Mas, embora a morte pareça dizer isso - e ela sempre dá um jeito de ficar com a última palavra - nós imediatamente apresentamos um protesto. O que talvez não tenha­mos notado, pois ele não chama a nossa atenção para isso neste pon­to, é que este sentimento de ultraje é um fato tão certo a nosso respeito quanto a nossa mortalidade. O que torna este livro tão fascinante são principalmente estas colisões entre os fatos obstinados da observação e as intuições igualmente obstinadas. Assim ele nos impulsiona rumo a uma síntese que fica muito além de suas páginas - neste caso, a pers­pectiva da recompensa e do castigo no mundo futuro.

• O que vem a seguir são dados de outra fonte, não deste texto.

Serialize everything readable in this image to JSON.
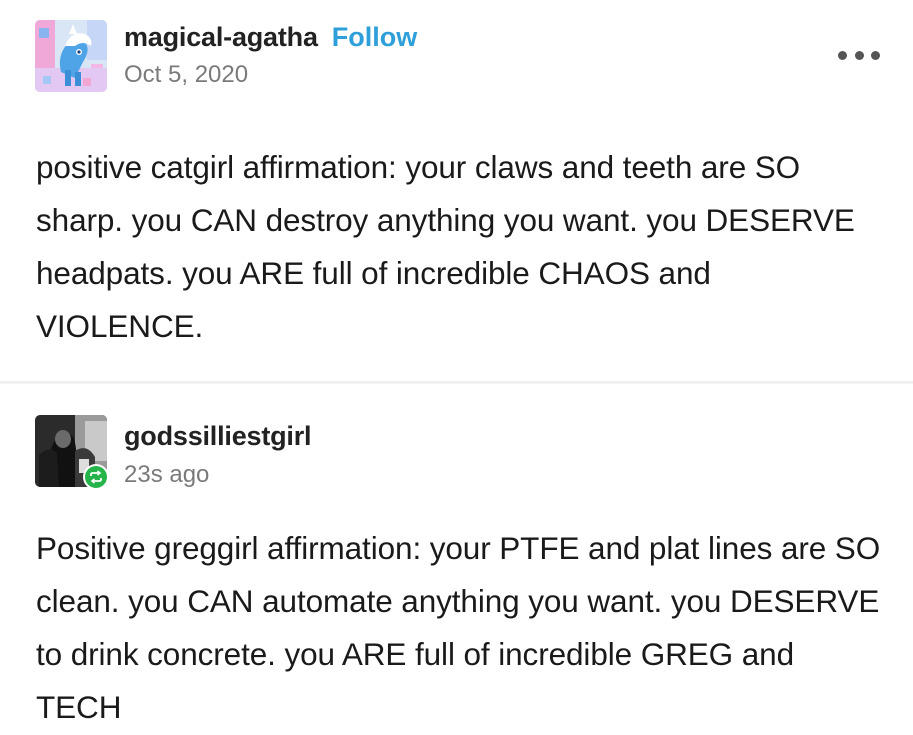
{
  "posts": [
    {
      "username": "magical-agatha",
      "follow_label": "Follow",
      "timestamp": "Oct 5, 2020",
      "avatar_icon": "pony-avatar-icon",
      "more_icon": "more-options-icon",
      "body": "positive catgirl affirmation: your claws and teeth are SO sharp. you CAN destroy anything you want. you DESERVE headpats. you ARE full of incredible CHAOS and VIOLENCE."
    },
    {
      "username": "godssilliestgirl",
      "timestamp": "23s ago",
      "avatar_icon": "photo-avatar-icon",
      "reblog_icon": "reblog-icon",
      "body": "Positive greggirl affirmation: your PTFE and plat lines are SO clean. you CAN automate anything you want. you DESERVE to drink concrete. you ARE full of incredible GREG and TECH"
    }
  ],
  "colors": {
    "follow": "#2e9fd9",
    "reblog_badge": "#25b44a",
    "timestamp": "#7a7a7a"
  }
}
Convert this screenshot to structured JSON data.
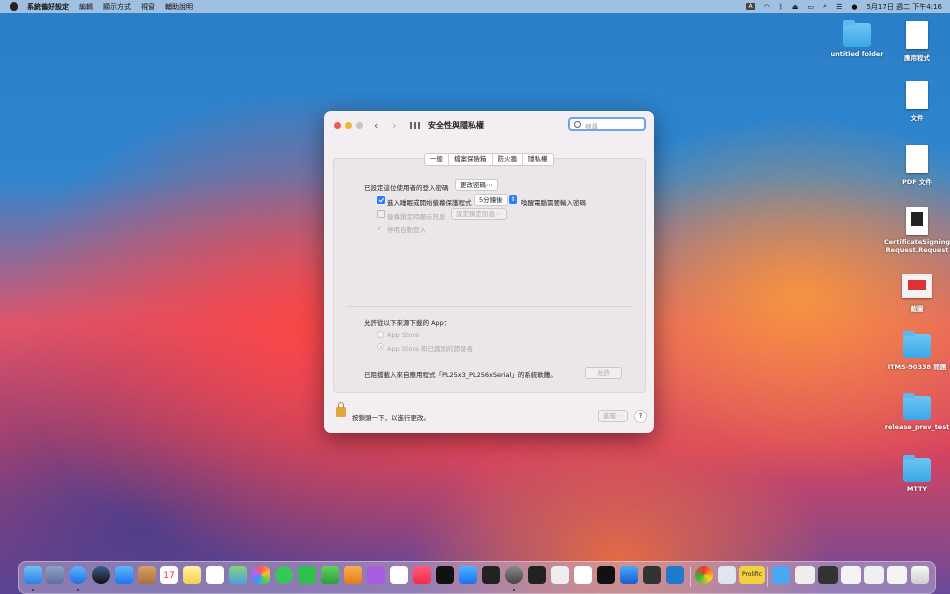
{
  "menubar": {
    "app": "系統偏好設定",
    "items": [
      "編輯",
      "顯示方式",
      "視窗",
      "輔助說明"
    ],
    "status_a": "A",
    "clock": "5月17日 週二 下午4:16"
  },
  "desktop": {
    "items": [
      {
        "label": "untitled folder"
      },
      {
        "label": "應用程式"
      },
      {
        "label": "文件"
      },
      {
        "label": "PDF 文件"
      },
      {
        "label": "CertificateSigningRequest.Request"
      },
      {
        "label": "截圖"
      },
      {
        "label": "ITMS-90338 問題"
      },
      {
        "label": "release_prev_test"
      },
      {
        "label": "MTTY"
      }
    ]
  },
  "window": {
    "title": "安全性與隱私權",
    "search_placeholder": "搜尋",
    "tabs": [
      "一般",
      "檔案保險箱",
      "防火牆",
      "隱私權"
    ],
    "password_label": "已設定這位使用者的登入密碼",
    "change_password_button": "更改密碼⋯",
    "require_password_label": "進入睡眠或開始螢幕保護程式",
    "require_password_delay": "5分鐘後",
    "require_password_suffix": "喚醒電腦需要輸入密碼",
    "show_message_label": "螢幕鎖定時顯示訊息",
    "set_lock_message_button": "設定鎖定訊息⋯",
    "disable_autologin_label": "停用自動登入",
    "allow_apps_label": "允許從以下來源下載的 App：",
    "option_app_store": "App Store",
    "option_identified": "App Store 和已識別的開發者",
    "blocked_message": "已阻擋載入來自應用程式「PL25x3_PL256xSerial」的系統軟體。",
    "allow_button": "允許",
    "lock_label": "按鎖頭一下，以進行更改。",
    "advanced_button": "進階⋯",
    "help_label": "?"
  },
  "dock": {
    "prolific_label": "Prolific",
    "calendar_day": "17"
  }
}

Enquanto isso, examinamos o mundo como ele se nos apresenta, tendo a morte como obliteradora universal e o mal aumentando em profusão. As duas coisas têm uma certa relação. Viver em um mundo aparentemente sem significado é profundamente frustrante, e a desilu­são dá lugar à aniquilação e ao desespero, à loucura dos violentos ou ao desespero dos solitários.

Será que o desespero é tudo que nos resta? Para nossa surpresa, o homem de um modo geral pensa que não, ou, então, a raça humana já teria acabado há muito tempo. E Coelet concorda com isso. A vida decididamente vale a pena ser vivida. Afinal, na pior das hipóteses, ou quase isso, a vida é melhor do que o nada, que é o que a morte parece ser. O forte senso prático do versículo 4,[2] com o popular pro­vérbio ilustrando o seu ponto de vista, abre caminho para uma recusa vigorosa nos próximos dois versículos em deixar que a morte intimide os vivos antes da hora. Antes, que a vida meta a morte no chinelo! Será que o homem vivo sabe tanto para se sentir consolado? Mas de que valeria ser um cadáver sem saber nada, sem esperar nada, sem nenhum valor no mundo?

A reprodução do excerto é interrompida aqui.